The blue halo flickered as her fairy godmother spoke.

“Would you like to buy Avocados instead?”

(Written in response to the YeahWrite Microprose Challenge but uploaded too late because I still don’t understand time zones.)

Of Flatmates and Blackholes

Maggie likes to ask me about how everything broke down.

She does that a lot. The last time she asked me I took away her ice cream privileges. So she’s been moping about and goose stepping around the kitchen. She hasn’t figured out how to open the freezer without making a sound though and that gets her busted. I don’t think she ever will, but I finished all the mint chocolate chip anyway.

 

And now she’s calling her brother and demanding he take her out (to buy ice cream).

He isn’t telling her anything either. He’s dropped by three times in the twelve weeks since. I paid him for the damages the second time around. Maggie’s eyes bugged out when she saw me empty my wallet. I didn’t mention to her what it was for or that it covered less than a tenth of it.

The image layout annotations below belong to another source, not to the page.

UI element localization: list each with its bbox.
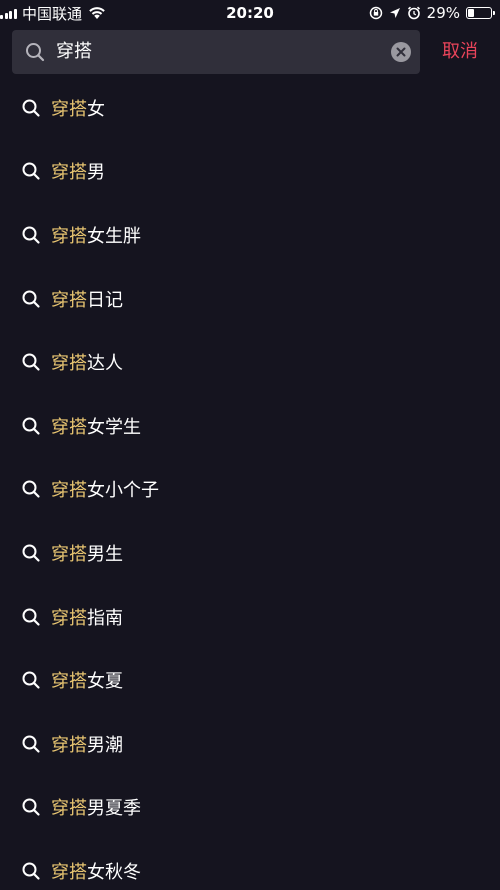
suggestion-item[interactable]: 穿搭女学生 bbox=[0, 394, 500, 458]
suggestion-item[interactable]: 穿搭男 bbox=[0, 140, 500, 204]
suggestion-rest: 女秋冬 bbox=[87, 861, 141, 883]
suggestion-highlight: 穿搭 bbox=[51, 225, 87, 247]
suggestion-rest: 女学生 bbox=[87, 416, 141, 438]
suggestion-rest: 日记 bbox=[87, 289, 123, 311]
search-icon bbox=[22, 417, 40, 435]
suggestion-text: 穿搭女 bbox=[51, 95, 105, 121]
suggestion-text: 穿搭男生 bbox=[51, 540, 123, 566]
suggestion-highlight: 穿搭 bbox=[51, 607, 87, 629]
suggestion-highlight: 穿搭 bbox=[51, 480, 87, 502]
suggestion-highlight: 穿搭 bbox=[51, 671, 87, 693]
search-icon bbox=[22, 353, 40, 371]
search-icon bbox=[22, 735, 40, 753]
suggestion-highlight: 穿搭 bbox=[51, 798, 87, 820]
suggestion-highlight: 穿搭 bbox=[51, 734, 87, 756]
suggestion-text: 穿搭女小个子 bbox=[51, 476, 159, 502]
suggestion-list: 穿搭女 穿搭男 穿搭女生胖 穿搭日记 穿搭达人 穿搭女学生 穿搭女小个子 穿搭男生 穿搭指南 穿搭… bbox=[0, 76, 500, 890]
suggestion-highlight: 穿搭 bbox=[51, 162, 87, 184]
suggestion-text: 穿搭女夏 bbox=[51, 667, 123, 693]
suggestion-text: 穿搭男 bbox=[51, 158, 105, 184]
suggestion-item[interactable]: 穿搭男夏季 bbox=[0, 776, 500, 840]
battery-fill bbox=[468, 9, 474, 17]
search-icon bbox=[22, 480, 40, 498]
suggestion-item[interactable]: 穿搭女夏 bbox=[0, 648, 500, 712]
suggestion-rest: 女生胖 bbox=[87, 225, 141, 247]
cancel-button[interactable]: 取消 bbox=[442, 30, 478, 74]
search-screen: 中国联通 20:20 29% 穿搭 取消 穿搭女 穿搭男 穿搭女生胖 穿搭日记 … bbox=[0, 0, 500, 890]
search-icon bbox=[22, 162, 40, 180]
search-box[interactable]: 穿搭 bbox=[12, 30, 420, 74]
suggestion-rest: 男生 bbox=[87, 543, 123, 565]
suggestion-item[interactable]: 穿搭女生胖 bbox=[0, 203, 500, 267]
suggestion-item[interactable]: 穿搭男潮 bbox=[0, 712, 500, 776]
search-icon bbox=[22, 671, 40, 689]
status-right: 29% bbox=[369, 0, 495, 26]
suggestion-item[interactable]: 穿搭男生 bbox=[0, 521, 500, 585]
search-header: 穿搭 取消 bbox=[0, 26, 500, 82]
suggestion-text: 穿搭男潮 bbox=[51, 731, 123, 757]
suggestion-text: 穿搭女学生 bbox=[51, 413, 141, 439]
location-icon bbox=[389, 8, 400, 18]
suggestion-highlight: 穿搭 bbox=[51, 416, 87, 438]
battery-icon bbox=[466, 7, 495, 19]
search-icon bbox=[22, 226, 40, 244]
suggestion-rest: 达人 bbox=[87, 353, 123, 375]
suggestion-text: 穿搭指南 bbox=[51, 604, 123, 630]
suggestion-rest: 女 bbox=[87, 98, 105, 120]
suggestion-rest: 男潮 bbox=[87, 734, 123, 756]
search-icon bbox=[22, 862, 40, 880]
suggestion-highlight: 穿搭 bbox=[51, 353, 87, 375]
suggestion-item[interactable]: 穿搭女秋冬 bbox=[0, 839, 500, 890]
suggestion-highlight: 穿搭 bbox=[51, 861, 87, 883]
search-icon bbox=[22, 99, 40, 117]
suggestion-item[interactable]: 穿搭女 bbox=[0, 76, 500, 140]
search-icon bbox=[22, 798, 40, 816]
suggestion-rest: 男 bbox=[87, 162, 105, 184]
search-icon bbox=[22, 608, 40, 626]
suggestion-rest: 指南 bbox=[87, 607, 123, 629]
suggestion-rest: 女夏 bbox=[87, 671, 123, 693]
suggestion-item[interactable]: 穿搭指南 bbox=[0, 585, 500, 649]
suggestion-item[interactable]: 穿搭达人 bbox=[0, 330, 500, 394]
suggestion-item[interactable]: 穿搭日记 bbox=[0, 267, 500, 331]
battery-percent: 29% bbox=[426, 4, 460, 22]
clear-search-button[interactable] bbox=[391, 42, 411, 62]
suggestion-text: 穿搭男夏季 bbox=[51, 794, 141, 820]
close-icon bbox=[396, 47, 406, 57]
screen-rotation-lock-icon bbox=[369, 6, 382, 20]
search-input[interactable]: 穿搭 bbox=[56, 30, 391, 74]
suggestion-text: 穿搭日记 bbox=[51, 286, 123, 312]
suggestion-highlight: 穿搭 bbox=[51, 289, 87, 311]
suggestion-highlight: 穿搭 bbox=[51, 98, 87, 120]
suggestion-item[interactable]: 穿搭女小个子 bbox=[0, 458, 500, 522]
alarm-icon bbox=[407, 6, 420, 20]
status-bar: 中国联通 20:20 29% bbox=[0, 0, 500, 26]
suggestion-rest: 男夏季 bbox=[87, 798, 141, 820]
search-icon bbox=[22, 544, 40, 562]
suggestion-highlight: 穿搭 bbox=[51, 543, 87, 565]
suggestion-text: 穿搭达人 bbox=[51, 349, 123, 375]
search-icon bbox=[22, 290, 40, 308]
suggestion-rest: 女小个子 bbox=[87, 480, 159, 502]
suggestion-text: 穿搭女生胖 bbox=[51, 222, 141, 248]
search-icon bbox=[26, 43, 45, 62]
suggestion-text: 穿搭女秋冬 bbox=[51, 858, 141, 884]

I haven’t told her anything at all.

And so Maggie’s brother, because that’s who he is now – Maggie’s brother, quietly pocketed it and we’ve gone back to pretending the other doesn’t exist.

 

She’s disgruntled with him. She slammed the phone down and is now taking the wine glass off the rack. She doesn’t know I finished all her cheap wine three nights ago. How could she. The crystal never left the rack and the bottles have rolled into a corner under my bed. They’ve probably been sucked into the black hole by now. Maggie says there’s one under her bed too. And the fridge. I can vouch for that one as well. Lost half the swear jar savings(read: rent) to it.

 

Maggie’s looking at me reproachfully now. She’s figured out where her stash went. I know what comes next. She’s going to ask me what happened again. And this time I can’t revoke her liquor privileges. So I’ve turned my back to her, pretending like I can’t hear her with my headphones on. But she isn’t asking. Instead she’s sitting down next to me and turning the telly on.

Whenever your’re ready you can talk to me about it, she’s saying silently. Maggie’s nice like that. She’s always patient with me. Always thinks the best of me. And that’s why Maggie won’t understand.

And that’s why Maggie can’t ever know.

 

Maggie can’t know her brother left it in my care. She can’t know I pushed the button and watched it swirl away.

She can’t know I said I lost it. She can’t know he didn’t believe me.

She can’t know the swear jar broke ’cause he threw it in a fit. She can’t know the wall’s chipped ’cause I threw a book and missed.

 

She can’t, because she doesn’t know what happened the one weekend she was away.

She can’t, because she doesn’t know it had happened every time she was away.

 

But mostly she can’t know because it was Maggie who’d said, ‘I’m glad he’s asking her to marry him. They make the cutest couple. Don’t you agree?’